In a perfect world a world with a cleaner trajectory for positive portrayals of the LGBTQ community in media I could track these parallels for over a decade. I could find myself being welcomed with open arms into the wrestling community in 2016, only to discover that as I have found confidence and comfort in embracing my identity, wrestling has accepted me and my community as valid and fans worthy of a chance to see ourselves in the ring.
But the world is the way the world is today, and wrestling is dominated by a company managed by a husband and wife who gave millions to a President who suggested trans Americans aren’t fit to serve their country.
It’s true Goldust doesn’t wear the wig anymore, or taunt his opponents with unsettling physical intimacy. It’s true no one on camera talks about Mickie James’ obsession with Trish Stratus. Some wrestlers even have their own portmanteau — Tyler Breeze and Fandango, Breezango — and flit weekly through parody vignettes that call to mind the “alternate universe” fanfiction popular amongst countless fan-writers for decades. While on NXT, the WWE’s “developmental” streaming-only brand, Billie Kay and Peyton Royce declare each other life partners, the self-styled Iconic Duo of the women’s division.

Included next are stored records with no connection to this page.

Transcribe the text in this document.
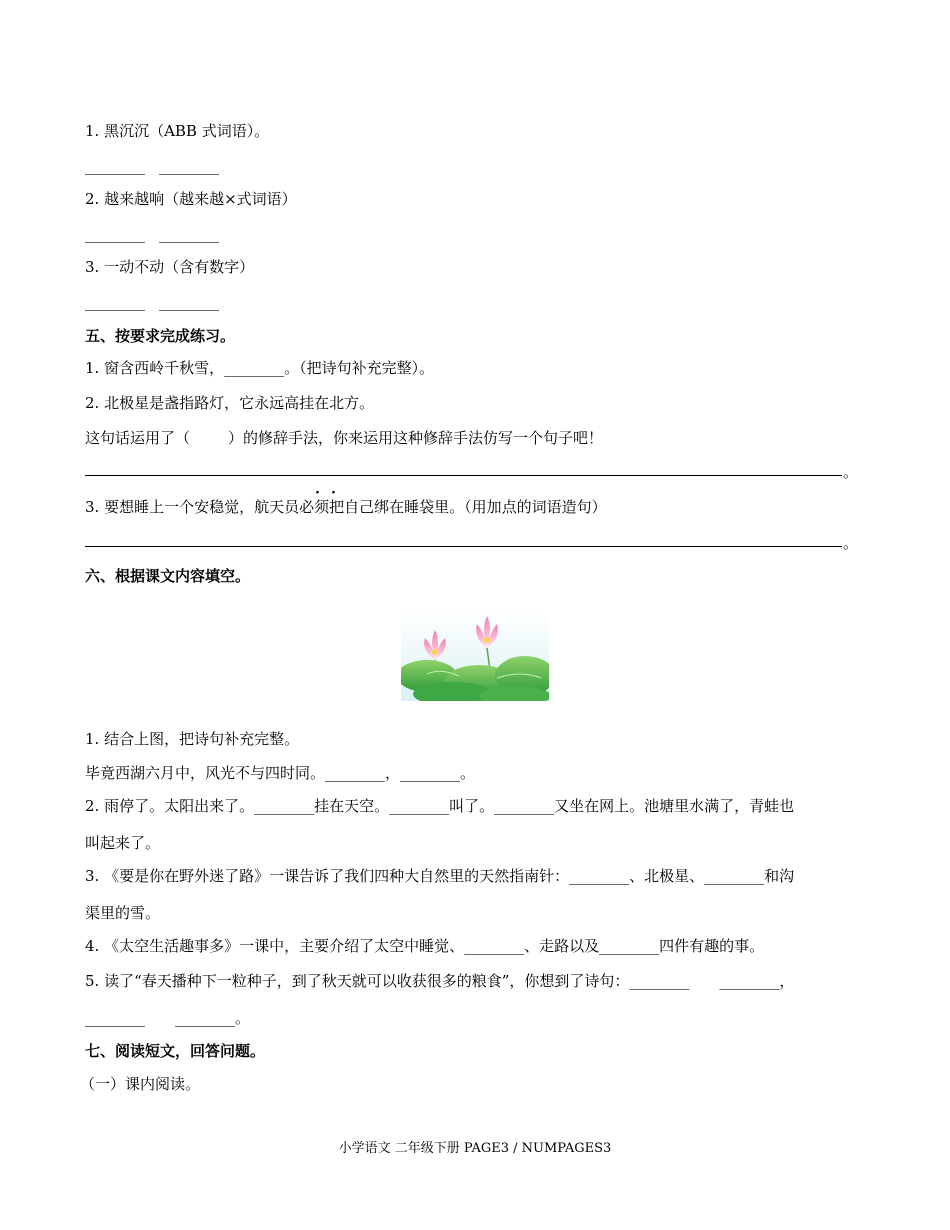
1. 黑沉沉（ABB 式词语）。
________ ________
2. 越来越响（越来越×式词语）
________ ________
3. 一动不动（含有数字）
________ ________
五、按要求完成练习。
1. 窗含西岭千秋雪，________。（把诗句补充完整）。
2. 北极星是盏指路灯，它永远高挂在北方。
这句话运用了（	）的修辞手法，你来运用这种修辞手法仿写一个句子吧！
。
· ·
3. 要想睡上一个安稳觉，航天员必须把自己绑在睡袋里。（用加点的词语造句）
。
六、根据课文内容填空。
1. 结合上图，把诗句补充完整。
毕竟西湖六月中，风光不与四时同。________，________。
2. 雨停了。太阳出来了。________挂在天空。________叫了。________又坐在网上。池塘里水满了，青蛙也
叫起来了。
3. 《要是你在野外迷了路》一课告诉了我们四种大自然里的天然指南针：________、北极星、________和沟
渠里的雪。
4. 《太空生活趣事多》一课中，主要介绍了太空中睡觉、________、走路以及________四件有趣的事。
5. 读了“春天播种下一粒种子，到了秋天就可以收获很多的粮食”，你想到了诗句：________ ________，
________ ________。
七、阅读短文，回答问题。
（一）课内阅读。
小学语文 二年级下册 PAGE3 / NUMPAGES3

But as this happens, there are only two out gay or lesbian wrestlers in the WWE, and only a handful more making names for themselves on the independent circuit. For every out wrestler, or every vocal ally, there are half a dozen more wrestlers and fans screaming “the product” is getting “too gay.” The WWE is rightfully proud to publicly support Pat Patterson, their inaugural Intercontinental Champion, but his forty year relationship with his partner Louie Dondero wasn’t acknowledged publicly by the WWE until 2014 — almost a decade after Dondero’s death in 1998.
When to make that acknowledgment is absolutely Patterson’s decision, and Patterson’s alone. Forty years is a long time to not acknowledge a person you’re sharing your life with, though, and speaks to the reality that pro wrestling is a deeply masculine and heteronormative form of entertainment with a sometimes aggressively masculine audience.
I fell in love with wrestling through comics, after a year of watching my peers and friends talking about attractive men performing breathtaking athletic feats every single week. I fell in love with wrestling because I had the good fortune to know fans who were my friends first and foremost, who knew I was a gay trans man, who could hold my hand and lead me to the best of what wrestling has to offer, through the minefields of the worst of its long and unpleasant history with women, queer characters, characters of color.
In spite of wrestling’s inescapable history, I have clawed my way to a new understanding of my own masculinity. As much as pro wrestling has shown me what I think being a man shouldn’t be, it has driven me to help other new fans find a safe space in this community as my friends helped me. It has shown me what I want being a man to mean — passionate, dedicated, stylish, a chameleon who winds his way through aesthetics the way Ric Flair and his daughter Charlotte go through robes, or Seth Rollins goes through gear, finding colors and patterns to suit my mood day to day. Like NXT’s Sonya DeVille or indie wrestling’s Jack Sexsmith, I feel more confident making space for myself in a space that is, at best, ambivalent towards me.
Standing in the Amway Center, belting out the wordless pounding rhythm of Shinsuke Nakamura’s theme “The Rising Sun” with thousands and thousands of other fans who may never know who I am, who might not care or might recoil in confusion or discomfort if they did, I have never felt more confident in myself and my identity and the face I present to the world.